No hay más infierno para el hombre que la estupidez y la maldad de sus semejantes.
Marqués de Sade
«Estoy muriendo», concluiría tras una lapidaria reflexión el honorable senador Claudio Horacio López Ovalle. Lastimosamente, en ese preciso instante, don Claudio, como algunos solían llamarlo, se encontraba imposibilitado de pronunciar palabra alguna, por lo que cualquier intento de pedir auxilio se hubiera convertido, irremediablemente, en un acto imposible de concretar. Esto, porque además de su forzado silencio, don Claudio López era incapaz de moverse, lo que en términos simples lo condenaba a agonizar solo sobre el costoso tapiz al final de su escalera, solo y totalmente resignado en su desdicha.
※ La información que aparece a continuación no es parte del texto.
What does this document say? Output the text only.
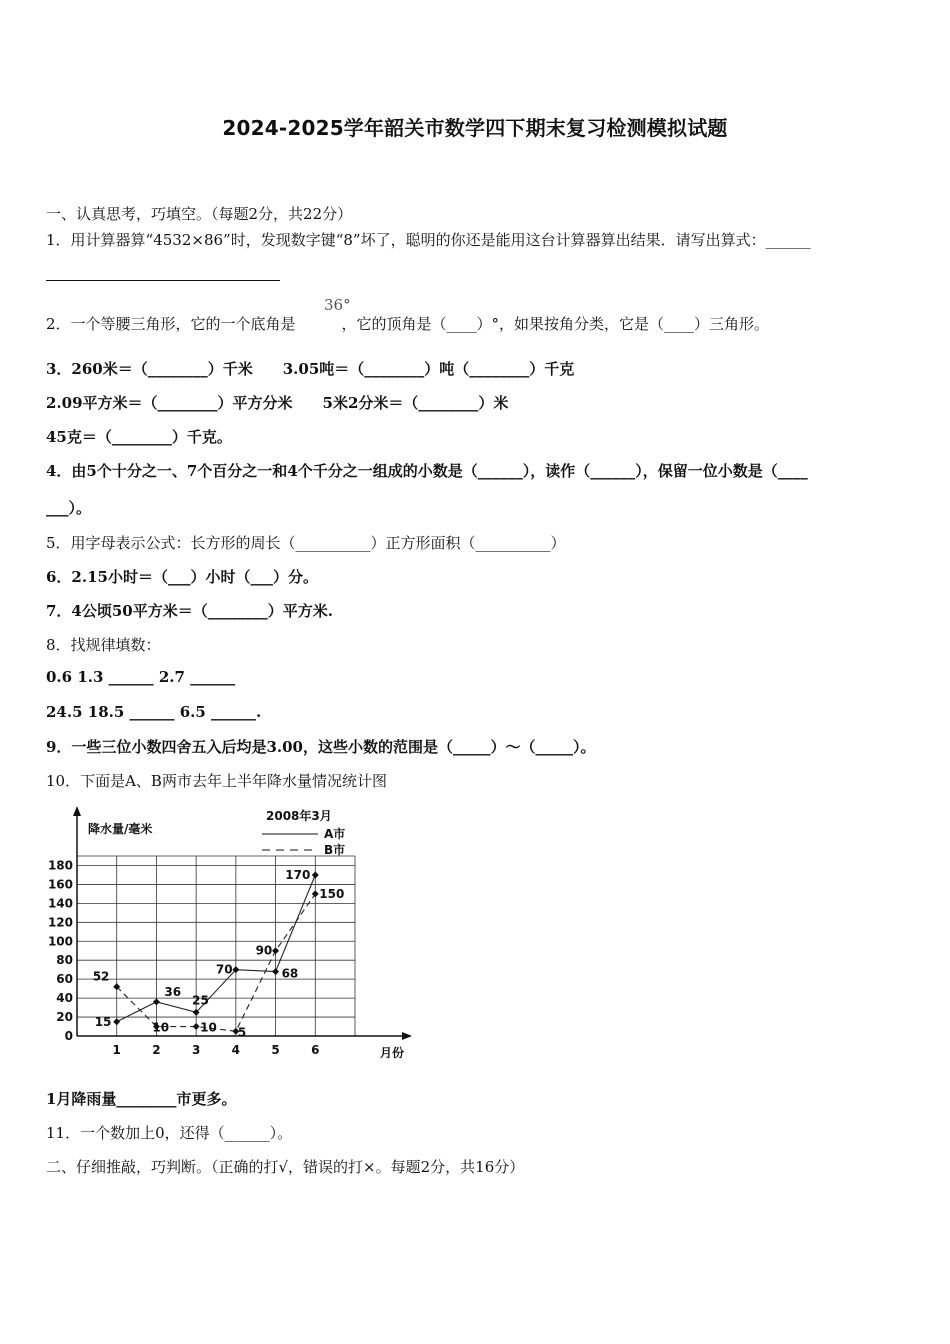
2024-2025学年韶关市数学四下期末复习检测模拟试题
一、认真思考，巧填空。（每题2分，共22分）
1．用计算器算“4532×86”时，发现数字键“8”坏了，聪明的你还是能用这台计算器算出结果．请写出算式：______
2．一个等腰三角形，它的一个底角是	，它的顶角是（____）°，如果按角分类，它是（____）三角形。
36°
3．260米＝（________）千米　　3.05吨＝（________）吨（________）千克
2.09平方米＝（________）平方分米　　5米2分米＝（________）米
45克＝（________）千克。
4．由5个十分之一、7个百分之一和4个千分之一组成的小数是（______），读作（______），保留一位小数是（____
___）。
5．用字母表示公式：长方形的周长（__________）正方形面积（__________）
6．2.15小时＝（___）小时（___）分。
7．4公顷50平方米＝（________）平方米.
8．找规律填数：
0.6 1.3 ______ 2.7 ______
24.5 18.5 ______ 6.5 ______.
9．一些三位小数四舍五入后均是3.00，这些小数的范围是（_____）～（_____）。
10．下面是A、B两市去年上半年降水量情况统计图
降水量/毫米
月份
2008年3月
A市
B市
0
20
40
60
80
100
120
140
160
180
1	2	3	4	5	6
15
36
25
70	68
170
52
10	10 5
90
150
1月降雨量________市更多。
11．一个数加上0，还得（______）。
二、仔细推敲，巧判断。（正确的打√，错误的打×。每题2分，共16分）
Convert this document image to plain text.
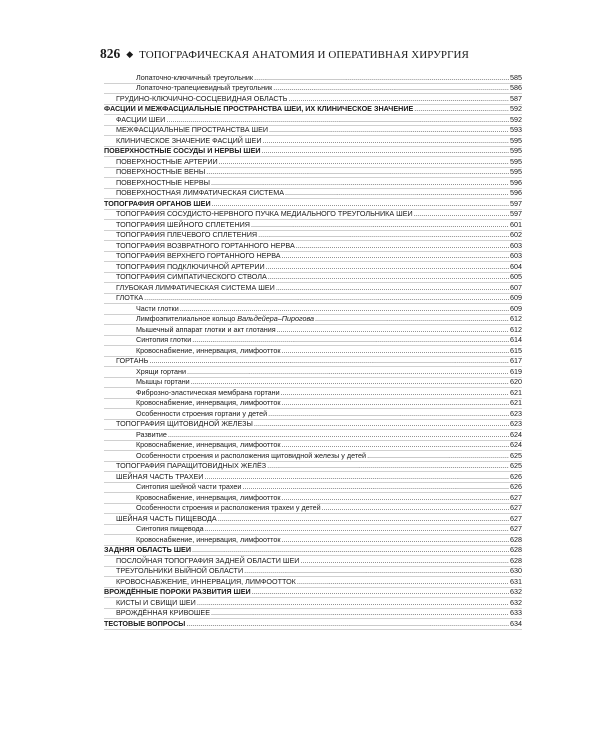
826 ◆ ТОПОГРАФИЧЕСКАЯ АНАТОМИЯ И ОПЕРАТИВНАЯ ХИРУРГИЯ
Лопаточно-ключичный треугольник .....	585
Лопаточно-трапециевидный треугольник .....	586
ГРУДИНО-КЛЮЧИЧНО-СОСЦЕВИДНАЯ ОБЛАСТЬ .....	587
ФАСЦИИ И МЕЖФАСЦИАЛЬНЫЕ ПРОСТРАНСТВА ШЕИ, ИХ КЛИНИЧЕСКОЕ ЗНАЧЕНИЕ .....	592
ФАСЦИИ ШЕИ .....	592
МЕЖФАСЦИАЛЬНЫЕ ПРОСТРАНСТВА ШЕИ .....	593
КЛИНИЧЕСКОЕ ЗНАЧЕНИЕ ФАСЦИЙ ШЕИ .....	595
ПОВЕРХНОСТНЫЕ СОСУДЫ И НЕРВЫ ШЕИ .....	595
ПОВЕРХНОСТНЫЕ АРТЕРИИ .....	595
ПОВЕРХНОСТНЫЕ ВЕНЫ .....	595
ПОВЕРХНОСТНЫЕ НЕРВЫ .....	596
ПОВЕРХНОСТНАЯ ЛИМФАТИЧЕСКАЯ СИСТЕМА .....	596
ТОПОГРАФИЯ ОРГАНОВ ШЕИ .....	597
ТОПОГРАФИЯ СОСУДИСТО-НЕРВНОГО ПУЧКА МЕДИАЛЬНОГО ТРЕУГОЛЬНИКА ШЕИ .....	597
ТОПОГРАФИЯ ШЕЙНОГО СПЛЕТЕНИЯ .....	601
ТОПОГРАФИЯ ПЛЕЧЕВОГО СПЛЕТЕНИЯ .....	602
ТОПОГРАФИЯ ВОЗВРАТНОГО ГОРТАННОГО НЕРВА .....	603
ТОПОГРАФИЯ ВЕРХНЕГО ГОРТАННОГО НЕРВА .....	603
ТОПОГРАФИЯ ПОДКЛЮЧИЧНОЙ АРТЕРИИ .....	604
ТОПОГРАФИЯ СИМПАТИЧЕСКОГО СТВОЛА .....	605
ГЛУБОКАЯ ЛИМФАТИЧЕСКАЯ СИСТЕМА ШЕИ .....	607
ГЛОТКА .....	609
Части глотки .....	609
Лимфоэпителиальное кольцо Вальдейера–Пирогова .....	612
Мышечный аппарат глотки и акт глотания .....	612
Синтопия глотки .....	614
Кровоснабжение, иннервация, лимфоотток .....	615
ГОРТАНЬ .....	617
Хрящи гортани .....	619
Мышцы гортани .....	620
Фиброзно-эластическая мембрана гортани .....	621
Кровоснабжение, иннервация, лимфоотток .....	621
Особенности строения гортани у детей .....	623
ТОПОГРАФИЯ ЩИТОВИДНОЙ ЖЕЛЕЗЫ .....	623
Развитие .....	624
Кровоснабжение, иннервация, лимфоотток .....	624
Особенности строения и расположения щитовидной железы у детей .....	625
ТОПОГРАФИЯ ПАРАЩИТОВИДНЫХ ЖЕЛЁЗ .....	625
ШЕЙНАЯ ЧАСТЬ ТРАХЕИ .....	626
Синтопия шейной части трахеи .....	626
Кровоснабжение, иннервация, лимфоотток .....	627
Особенности строения и расположения трахеи у детей .....	627
ШЕЙНАЯ ЧАСТЬ ПИЩЕВОДА .....	627
Синтопия пищевода .....	627
Кровоснабжение, иннервация, лимфоотток .....	628
ЗАДНЯЯ ОБЛАСТЬ ШЕИ .....	628
ПОСЛОЙНАЯ ТОПОГРАФИЯ ЗАДНЕЙ ОБЛАСТИ ШЕИ .....	628
ТРЕУГОЛЬНИКИ ВЫЙНОЙ ОБЛАСТИ .....	630
КРОВОСНАБЖЕНИЕ, ИННЕРВАЦИЯ, ЛИМФООТТОК .....	631
ВРОЖДЁННЫЕ ПОРОКИ РАЗВИТИЯ ШЕИ .....	632
КИСТЫ И СВИЩИ ШЕИ .....	632
ВРОЖДЁННАЯ КРИВОШЕЕ .....	633
ТЕСТОВЫЕ ВОПРОСЫ .....	634
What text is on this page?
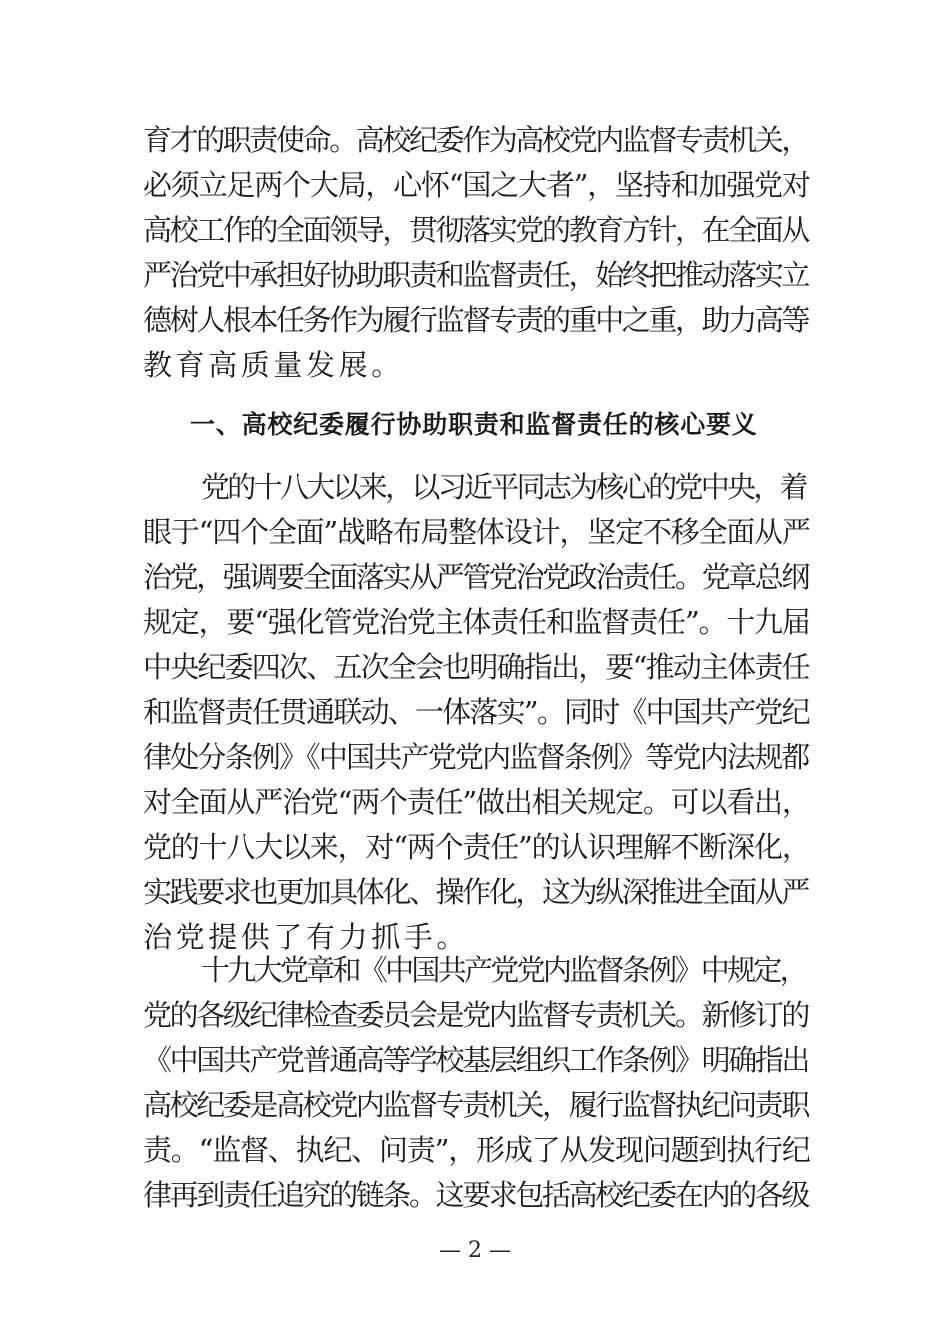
育才的职责使命。高校纪委作为高校党内监督专责机关，
必须立足两个大局，心怀“国之大者”，坚持和加强党对
高校工作的全面领导，贯彻落实党的教育方针，在全面从
严治党中承担好协助职责和监督责任，始终把推动落实立
德树人根本任务作为履行监督专责的重中之重，助力高等
教育高质量发展。
一、高校纪委履行协助职责和监督责任的核心要义
党的十八大以来，以习近平同志为核心的党中央，着
眼于“四个全面”战略布局整体设计，坚定不移全面从严
治党，强调要全面落实从严管党治党政治责任。党章总纲
规定，要“强化管党治党主体责任和监督责任”。十九届
中央纪委四次、五次全会也明确指出，要“推动主体责任
和监督责任贯通联动、一体落实”。同时《中国共产党纪
律处分条例》《中国共产党党内监督条例》等党内法规都
对全面从严治党“两个责任”做出相关规定。可以看出，
党的十八大以来，对“两个责任”的认识理解不断深化，
实践要求也更加具体化、操作化，这为纵深推进全面从严
治党提供了有力抓手。
十九大党章和《中国共产党党内监督条例》中规定，
党的各级纪律检查委员会是党内监督专责机关。新修订的
《中国共产党普通高等学校基层组织工作条例》明确指出
高校纪委是高校党内监督专责机关，履行监督执纪问责职
责。“监督、执纪、问责”，形成了从发现问题到执行纪
律再到责任追究的链条。这要求包括高校纪委在内的各级
— 2 —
De hecho, desde hace un rato, probablemente segundos después de despertar y tras verse en tan desventurada posición, Claudio ya había asumido objetivamente que la humedad sobre su cabello debía corresponder a su propia sangre escapando a borbollones de una herida que imaginaba abierta en su cabeza, al mismo tiempo que interpretaba el frío intenso y las convulsiones que se apoderaban de su cuerpo como síntomas ineludibles de que su existencia estaba ad portas de terminar. «Estoy muriendo», concluiría luego, ya sin dudas y con un cálculo muy propio de él.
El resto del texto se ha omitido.